Unless you've been taking an extended nap, you've probably read or heard about Libra, a proposed digital currency, over the past few months. A venture led by Facebook and a group of other organizations, it's one of many digital currencies vying to become part of our global financial system. But without proper planning, regulation and oversight, it could be a destabilizing force and end up doing more harm than good. 

Libra's stated mission is to "enable a simple global currency and financial infrastructure that empowers billions of people." As a potentially new currency with potentially massive reach, Libra is certainly worth a closer look.

But in addition to asking, "What exactly is this?" I'd argue we need to take a step back and ask some fundamental questions, like:

  • How much and what kind of financial innovation is good for society?
  • When – as we experienced during the last financial crisis with mortgage-backed securities, credit default swaps, collateralized loan obligations and the like – do risks outweigh potential benefits?
  • What needs will digital currencies like Libra actually address?
  • How, in what ways and for whom would life be better (for real people in the real world) when and if Libra becomes part of mainstream commercial activity?

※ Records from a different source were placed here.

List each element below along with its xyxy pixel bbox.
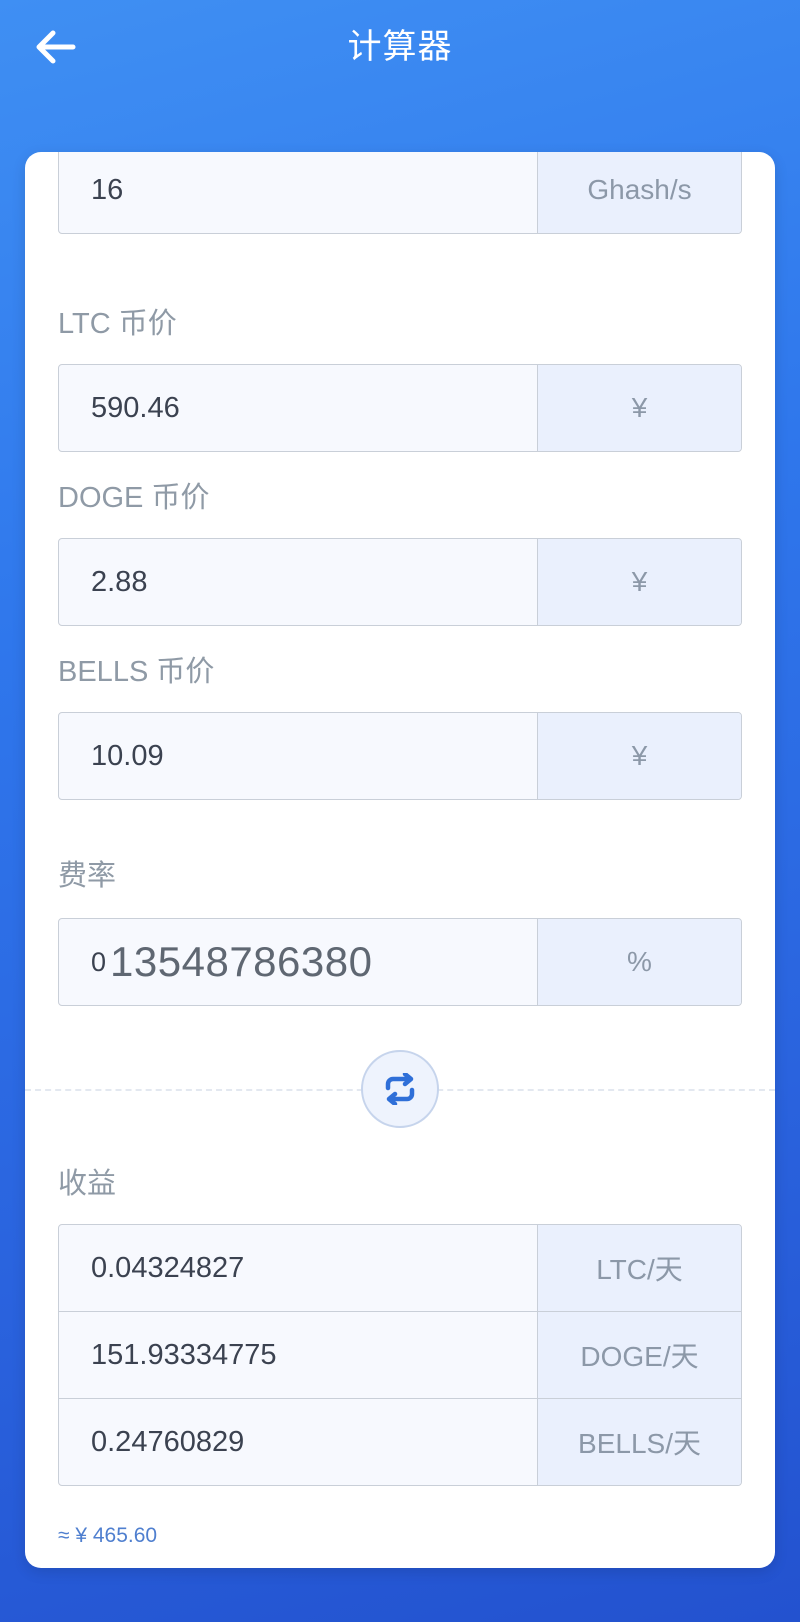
earnings-row-doge: 151.93334775 DOGE/天 [58,1311,742,1399]
page-title: 计算器 [347,28,453,66]
hashrate-input[interactable]: 16 [59,152,537,233]
ltc-price-field[interactable]: 590.46 ¥ [58,364,742,452]
earnings-ltc-value: 0.04324827 [91,1251,245,1284]
earnings-bells-unit: BELLS/天 [537,1399,741,1485]
calculator-card: 16 Ghash/s LTC 币价 590.46 ¥ DOGE 币价 2.88 … [25,152,775,1568]
hashrate-field[interactable]: 16 Ghash/s [58,152,742,234]
fee-input[interactable]: 0 13548786380 [59,919,537,1005]
fee-value-prefix: 0 [91,946,107,977]
refresh-swap-icon [385,1073,415,1105]
bells-price-unit: ¥ [537,713,741,799]
earnings-label: 收益 [58,1168,117,1200]
fee-label: 费率 [58,860,117,892]
earnings-doge-unit: DOGE/天 [537,1312,741,1398]
bells-price-input[interactable]: 10.09 [59,713,537,799]
earnings-total: ≈ ¥ 465.60 [58,1524,158,1547]
earnings-bells-value: 0.24760829 [91,1425,245,1458]
doge-price-field[interactable]: 2.88 ¥ [58,538,742,626]
ltc-price-unit: ¥ [537,365,741,451]
earnings-row-ltc: 0.04324827 LTC/天 [58,1224,742,1312]
fee-field[interactable]: 0 13548786380 % [58,918,742,1006]
swap-button[interactable] [361,1050,439,1128]
ltc-price-input[interactable]: 590.46 [59,365,537,451]
fee-unit: % [537,919,741,1005]
earnings-row-bells: 0.24760829 BELLS/天 [58,1398,742,1486]
hashrate-unit: Ghash/s [537,152,741,233]
earnings-ltc-unit: LTC/天 [537,1225,741,1311]
ltc-price-label: LTC 币价 [58,308,177,340]
bells-price-field[interactable]: 10.09 ¥ [58,712,742,800]
earnings-doge-value: 151.93334775 [91,1338,277,1371]
doge-price-input[interactable]: 2.88 [59,539,537,625]
top-bar: 计算器 [0,0,800,96]
doge-price-unit: ¥ [537,539,741,625]
fee-value-overlay: 13548786380 [110,938,373,985]
doge-price-label: DOGE 币价 [58,482,210,514]
bells-price-label: BELLS 币价 [58,656,215,688]
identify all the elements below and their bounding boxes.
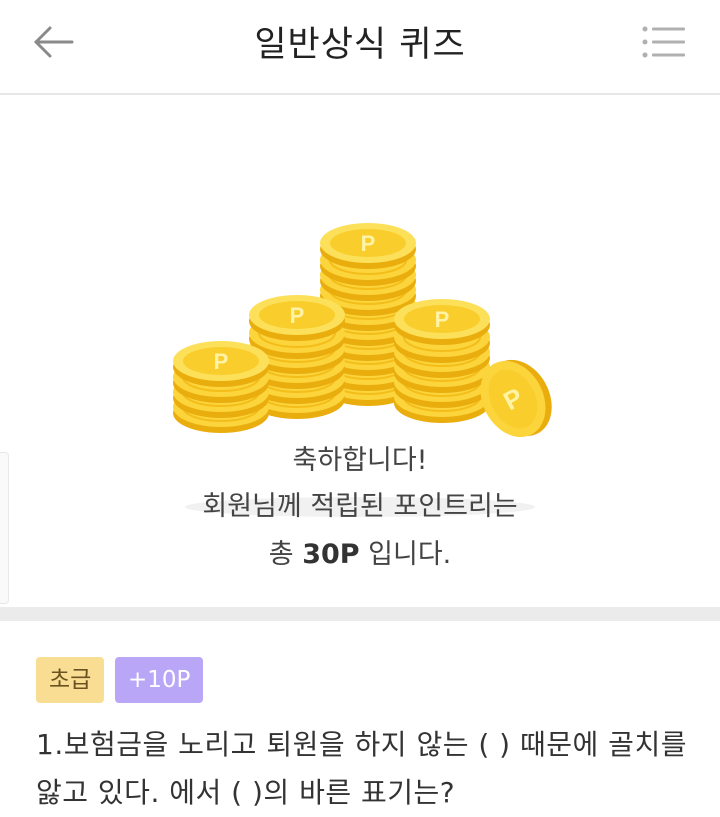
points-total-suffix: 입니다. [359,539,452,570]
app-header: 일반상식 퀴즈 [0,0,720,95]
points-badge: +10P [115,657,204,703]
page-title: 일반상식 퀴즈 [254,25,466,65]
section-divider [0,607,720,621]
quiz-question: 1.보험금을 노리고 퇴원을 하지 않는 ( ) 때문에 골치를 앓고 있다. … [36,728,687,809]
points-total-prefix: 총 [268,539,303,570]
points-notice-text: 회원님께 적립된 포인트리는 [202,491,518,522]
side-edge-handle [0,452,9,604]
reward-panel: P 축하합니다! 회원님께 적립된 포인트리는 총 30P 입니다. [0,95,720,607]
level-badge: 초급 [36,657,105,703]
points-total-value: 30P [302,539,360,570]
points-total-text: 총 30P 입니다. [0,535,720,575]
congrats-text: 축하합니다! [292,445,428,476]
menu-button[interactable] [640,22,688,62]
quiz-card: 초급 +10P 1.보험금을 노리고 퇴원을 하지 않는 ( ) 때문에 골치를… [0,621,720,815]
list-menu-icon [642,26,685,58]
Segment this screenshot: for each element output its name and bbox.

The case for Libra and other digital currencies runs uphill. So far, digital and cryptocurrencies have been magnets for fraudsters and criminals operating on a global scale, in no small part because they lack the kind of regulatory framework and controls that exist around traditional currencies.

Facebook CEO Mark Zuckerberg and other advocates of Libra have touted potential consumer benefits like convenience, speed of execution and reduced transaction fees. But, as financial regulatory reform expert Karen Shaw Petrou asked in a recent column, does it make sense to "[justify] this Facebook venture on this single measure of consumer welfare?" She continued, "How much better does it have to be for price and speed – assuming [they arrive] – to trump safety, security, inter-operability, liquidity, transparency and sovereign backstops?"

Libra's risk–reward equation is asymmetric. When and if Libra experiences widespread adoption, consumers may gain access to a faster, cheaper way to pay for goods and services. If, however, it becomes a major force in the financial markets and somehow goes off the rails, then, as Petrou points out in another op-ed, "the household savings of vulnerable consumers and the stability of global finance are on the line." To the point, perhaps, of triggering another global financial crisis. In a recent report, the Group of Seven (G7) Working Group on Stable Coins warned that without sufficient regulation and oversight, digital currencies that reach global scale could threaten the international monetary system, monetary policy, global financial stability and even fair trade.

Petrou shared similar concerns in her op-ed: "Global regulators are deeply, and rightly, fearful that concentrated operational risk creates single points of failure with sweeping systemic consequences if too many counterparties or customers rely on a single system."

To be sure, there is nothing wrong with financial innovation, per se. In fact, as Yale Economics professor and Nobel Laureate Robert Shiller writes in his book, Finance and the Good Society: 

"[T]he best way ... is not to restrain financial innovation but instead to release it. ... Ironically, better financial instruments, not less activity in finance, is what we need to reduce the probability of financial crises in the future."

But, he goes on to say, "Innovation has to be accomplished in a way that supports the stewardship of society's assets."

Do digital currencies like Libra pass that test?